Aptina's patent application US20150009375 "Imaging systems with dynamic shutter operation" by Gennadiy Agranov, Sergey Velichko, and John Ladd presents the artifacts issue:
"In conventional imaging systems, image artifacts may be caused by moving objects, moving or shaking camera, flickering lighting, and objects with changing illumination in an image frame. Such artifacts may include, for example, missing parts of an object, edge color artifacts, and object distortion. Examples of objects with changing illumination include light-emitting diode (LED) traffic signs (which can flicker several hundred times per second) and LED stop lights of modern cars.
While electronic rolling shutter and global shutter modes produce images with different artifacts, the root cause for such artifacts is common for both modes of operation. Typically, image sensors acquire light asynchronously relative to the scenery being captured. This means that portions of an image frame may not be exposed for part of the frame duration. This is especially true for bright scenery when integration times are much shorter than the frame time used. Zones in an image frame that are not fully exposed to dynamic scenery may result in object distortion, ghosting effects, and color artifacts when the scenery includes moving or fast-changing objects. Similar effects may be observed when the camera is moving or shaking during image capture operations."
The proposed solution is:
"Each image pixel in a pixel array may include a shutter element for controlling when the photosensitive element acquires charge. For example, when a pixel's shutter element is “open,” photocurrent may accumulate on the photosensitive element. When a pixel's shutter element is “closed,” the photocurrent may be drained out from the pixel and discarded.

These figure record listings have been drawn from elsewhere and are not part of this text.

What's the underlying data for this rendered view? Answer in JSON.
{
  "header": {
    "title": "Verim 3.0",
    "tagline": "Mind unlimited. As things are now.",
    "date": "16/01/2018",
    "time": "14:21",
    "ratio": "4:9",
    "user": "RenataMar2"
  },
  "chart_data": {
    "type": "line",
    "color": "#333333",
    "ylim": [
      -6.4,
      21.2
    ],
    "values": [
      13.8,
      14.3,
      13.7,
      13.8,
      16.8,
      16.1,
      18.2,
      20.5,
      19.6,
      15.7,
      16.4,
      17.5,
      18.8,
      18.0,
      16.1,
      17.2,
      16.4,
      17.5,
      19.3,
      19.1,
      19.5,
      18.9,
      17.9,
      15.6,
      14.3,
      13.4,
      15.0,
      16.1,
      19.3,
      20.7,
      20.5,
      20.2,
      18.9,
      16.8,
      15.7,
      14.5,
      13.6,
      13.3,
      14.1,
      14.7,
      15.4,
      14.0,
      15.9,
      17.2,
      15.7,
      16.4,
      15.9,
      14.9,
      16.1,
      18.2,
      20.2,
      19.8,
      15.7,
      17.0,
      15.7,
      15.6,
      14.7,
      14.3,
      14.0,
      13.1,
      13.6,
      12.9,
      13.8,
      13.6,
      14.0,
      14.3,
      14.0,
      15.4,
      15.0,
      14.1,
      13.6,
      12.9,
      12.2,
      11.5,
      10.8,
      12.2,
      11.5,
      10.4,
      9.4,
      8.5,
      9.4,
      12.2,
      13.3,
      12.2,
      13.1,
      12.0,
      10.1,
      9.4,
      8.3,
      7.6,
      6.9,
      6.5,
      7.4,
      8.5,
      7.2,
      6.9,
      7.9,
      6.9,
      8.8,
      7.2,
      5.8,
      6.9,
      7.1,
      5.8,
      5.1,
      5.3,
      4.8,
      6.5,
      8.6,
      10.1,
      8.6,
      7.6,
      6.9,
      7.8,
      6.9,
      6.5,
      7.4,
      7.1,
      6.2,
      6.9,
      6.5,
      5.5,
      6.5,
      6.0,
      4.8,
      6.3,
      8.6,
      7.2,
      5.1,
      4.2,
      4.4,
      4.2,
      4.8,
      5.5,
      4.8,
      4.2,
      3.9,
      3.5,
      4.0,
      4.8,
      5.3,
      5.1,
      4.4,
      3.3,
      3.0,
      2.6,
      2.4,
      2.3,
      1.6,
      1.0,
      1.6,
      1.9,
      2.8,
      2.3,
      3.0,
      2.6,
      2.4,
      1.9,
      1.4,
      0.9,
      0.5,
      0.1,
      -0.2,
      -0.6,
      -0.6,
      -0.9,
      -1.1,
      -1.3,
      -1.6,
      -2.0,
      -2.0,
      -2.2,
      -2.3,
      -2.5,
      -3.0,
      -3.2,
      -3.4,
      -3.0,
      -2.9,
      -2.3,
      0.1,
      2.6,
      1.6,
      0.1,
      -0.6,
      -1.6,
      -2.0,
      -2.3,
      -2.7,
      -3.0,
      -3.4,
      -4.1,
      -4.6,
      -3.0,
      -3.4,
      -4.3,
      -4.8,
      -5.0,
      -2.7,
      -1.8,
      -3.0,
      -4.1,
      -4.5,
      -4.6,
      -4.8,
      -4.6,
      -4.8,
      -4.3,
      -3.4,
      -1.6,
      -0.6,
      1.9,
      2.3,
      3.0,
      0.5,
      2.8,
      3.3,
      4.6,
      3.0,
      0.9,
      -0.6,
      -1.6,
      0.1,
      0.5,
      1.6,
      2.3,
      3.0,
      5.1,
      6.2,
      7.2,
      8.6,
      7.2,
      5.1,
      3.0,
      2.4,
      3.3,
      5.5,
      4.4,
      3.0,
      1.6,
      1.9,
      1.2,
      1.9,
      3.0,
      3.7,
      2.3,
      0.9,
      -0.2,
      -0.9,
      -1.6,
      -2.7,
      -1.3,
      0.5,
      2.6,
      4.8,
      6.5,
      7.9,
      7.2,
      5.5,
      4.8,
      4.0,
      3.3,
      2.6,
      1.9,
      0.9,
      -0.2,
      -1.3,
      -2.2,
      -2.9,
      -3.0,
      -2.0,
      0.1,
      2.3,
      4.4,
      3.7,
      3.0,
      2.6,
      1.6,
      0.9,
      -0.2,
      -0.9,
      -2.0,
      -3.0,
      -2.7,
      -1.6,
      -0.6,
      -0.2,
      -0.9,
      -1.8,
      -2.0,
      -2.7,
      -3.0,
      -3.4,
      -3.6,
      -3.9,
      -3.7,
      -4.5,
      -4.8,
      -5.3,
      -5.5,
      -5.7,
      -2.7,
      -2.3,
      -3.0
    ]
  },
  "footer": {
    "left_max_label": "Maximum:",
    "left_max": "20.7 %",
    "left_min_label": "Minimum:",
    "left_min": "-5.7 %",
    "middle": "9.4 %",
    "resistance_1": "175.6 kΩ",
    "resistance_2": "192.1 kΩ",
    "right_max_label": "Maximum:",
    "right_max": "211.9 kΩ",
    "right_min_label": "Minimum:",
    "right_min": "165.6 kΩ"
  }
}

The shutter elements may be operated dynamically by being opened and closed multiple times throughout the duration of an imaging frame. Each cycle of dynamic shutter operation may include a period of time when the shutter is open and a period of time when the shutter is closed. At the end of each cycle, the charge that has been acquired on the photosensitive element during the cycle may be transferred from the photosensitive element to a pixel memory element. By repeating this sequence multiple times, the charge accumulated on the pixel memory element may represent the entire scenery being captured without significantly unexposed “blind” time spots."